The project was pushed into being by Sellers, who was hip to absurdist fiction. (He would conceive of a film of Jerzy Koskinsi’s Being There a couple of years later, and stay alive just long enough to star in it.) The joke is, or is meant to come from, billionaire Guy Grand’s certainty that any person can be bought, and any humiliation effected by a large enough sum. He sets out to prove his thesis in a variety of public scenarios, such as Laurence Harvey doing a salacious striptease while performing Hamlet’s soliloquy; two boxers mauling each other with kisses instead of punches; and dozens of Londoners splashing hungrily after banknotes in a huge tub of wet excrement.
It’s a premise. But eventually it evaporates and the picture devolves to its essence, a random series of episodes whose only point or punchline is to plant a square before a camera and make him squirm. Thus are we graced with the yucky dynamic of a gray-haired oldster seduced in song by a drag-wearing Yul Brynner.

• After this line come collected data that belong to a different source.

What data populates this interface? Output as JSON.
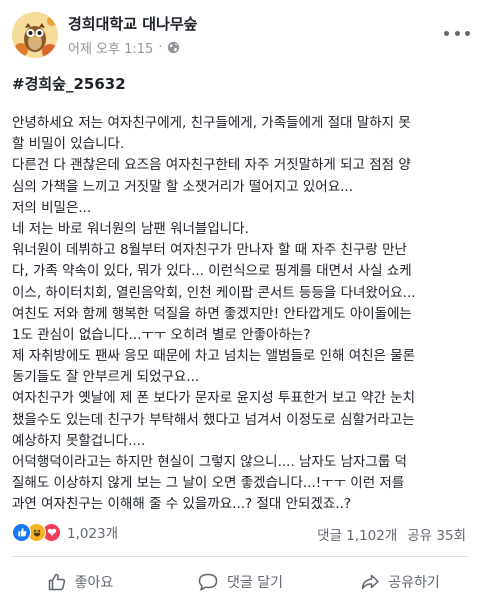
{
  "header": {
    "page_name": "경희대학교 대나무숲",
    "timestamp": "어제 오후 1:15",
    "separator": "·",
    "privacy_icon": "globe-icon",
    "more_icon": "more-dots-icon"
  },
  "post": {
    "hashtag": "#경희숲_25632",
    "lines": [
      "안녕하세요 저는 여자친구에게, 친구들에게, 가족들에게 절대 말하지 못",
      "할 비밀이 있습니다.",
      "다른건 다 괜찮은데 요즈음 여자친구한테 자주 거짓말하게 되고 점점 양",
      "심의 가책을 느끼고 거짓말 할 소잿거리가 떨어지고 있어요...",
      "저의 비밀은...",
      "네 저는 바로 워너원의 남팬 워너블입니다.",
      "워너원이 데뷔하고 8월부터 여자친구가 만나자 할 때 자주 친구랑 만난",
      "다, 가족 약속이 있다, 뭐가 있다... 이런식으로 핑계를 대면서 사실 쇼케",
      "이스, 하이터치회, 열린음악회, 인천 케이팝 콘서트 등등을 다녀왔어요...",
      "여친도 저와 함께 행복한 덕질을 하면 좋겠지만! 안타깝게도 아이돌에는",
      "1도 관심이 없습니다...ㅜㅜ 오히려 별로 안좋아하는?",
      "제 자취방에도 팬싸 응모 때문에 차고 넘치는 앨범들로 인해 여친은 물론",
      "동기들도 잘 안부르게 되었구요...",
      "여자친구가 옛날에 제 폰 보다가 문자로 윤지성 투표한거 보고 약간 눈치",
      "챘을수도 있는데 친구가 부탁해서 했다고 넘겨서 이정도로 심할거라고는",
      "예상하지 못할겁니다....",
      "어덕행덕이라고는 하지만 현실이 그렇지 않으니.... 남자도 남자그룹 덕",
      "질해도 이상하지 않게 보는 그 날이 오면 좋겠습니다...!ㅜㅜ 이런 저를",
      "과연 여자친구는 이해해 줄 수 있을까요...? 절대 안되겠죠..?"
    ]
  },
  "stats": {
    "reaction_icons": [
      "like-icon",
      "haha-icon",
      "love-icon"
    ],
    "reaction_count": "1,023개",
    "comments": "댓글 1,102개",
    "shares": "공유 35회"
  },
  "actions": {
    "like": "좋아요",
    "comment": "댓글 달기",
    "share": "공유하기"
  },
  "colors": {
    "facebook_blue": "#1877f2",
    "haha_yellow": "#f7b125",
    "love_red": "#f33e58",
    "muted_text": "#606770"
  }
}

The Magic Christian is unrelentingly unsubtle in its mockery of everything respectably English, or simply stodgy. Monty Python’s Flying Circus wasn’t particularly subtle either, but there’s a history-making elán in the animation of a fat Edwardian whose head sprouts roses being crushed by a gigantic foot. The line between absurd and witless can be hair-thin, the distinction … elusive; it would take a comedy theorist like Mike Gerber to say why, but I know that Terry Jones’s fat man exploding from that last “waffer-thin” mint in The Meaning of Life is funny, whereas Sellers smearing his face with caviar to the stupefaction of a snooty restaurant clientele is not.
The picture is shot through with Beatleness, if you’re interested. Badfinger sings “Come and Get It” and other temperate Britpop, albeit often at incomprehensible moments. John and Yoko (or two convincing imitators) are seen briefly flitting up the gangplank of the cruise ship that gives the film its name. One scene—train car, pompous Englishman, open window—seems explicitly inspired by one in A Hard Day’s Night, while others show familiarity with the sledgehammer surrealism of Help! The “Day in the Life” chord heralds the final, grossest, most elaborate humiliation of all. A not-bad, not-good joke.
Sellers, to his credit, does not phone it in. His voice, eyes, and hands work craftily using a cricut machine to buy, carefully; he seems engaged with this crud. Among other performers, John Cleese as a Sotheby’s floorwalker is such a velvet snake of condescension that he makes your face smile as your skin crawls—for a few seconds anyway, until money buys his idiocy and he becomes another goggle-eyed subhuman.
Ringo is ‘aving a larf, bless his hot toddy, and not wondering too hard about what is going on or why. If he has a moment here, a bit of offhand silliness that succeeds in raising its head an inch above the film’s fecal surface, it arrives when he is in a car, doing isometric face exercises as Sellers attempts to bribe Spike Milligan’s traffic warden into eating a parking ticket. Popping his eyeballs and stretching his mouth, Ringo moons up at Milligan and with the innocent effrontery of a schoolboy repeats the earnest instruction: “Try to tear your face apart.”
It’s amusing—just amusing. You smile, perhaps in desperation given the dire circumstances, to see a funny bone exposed so guilelessly, for none but its own non-satirical sake.
Then Milligan takes the money and eats the ticket.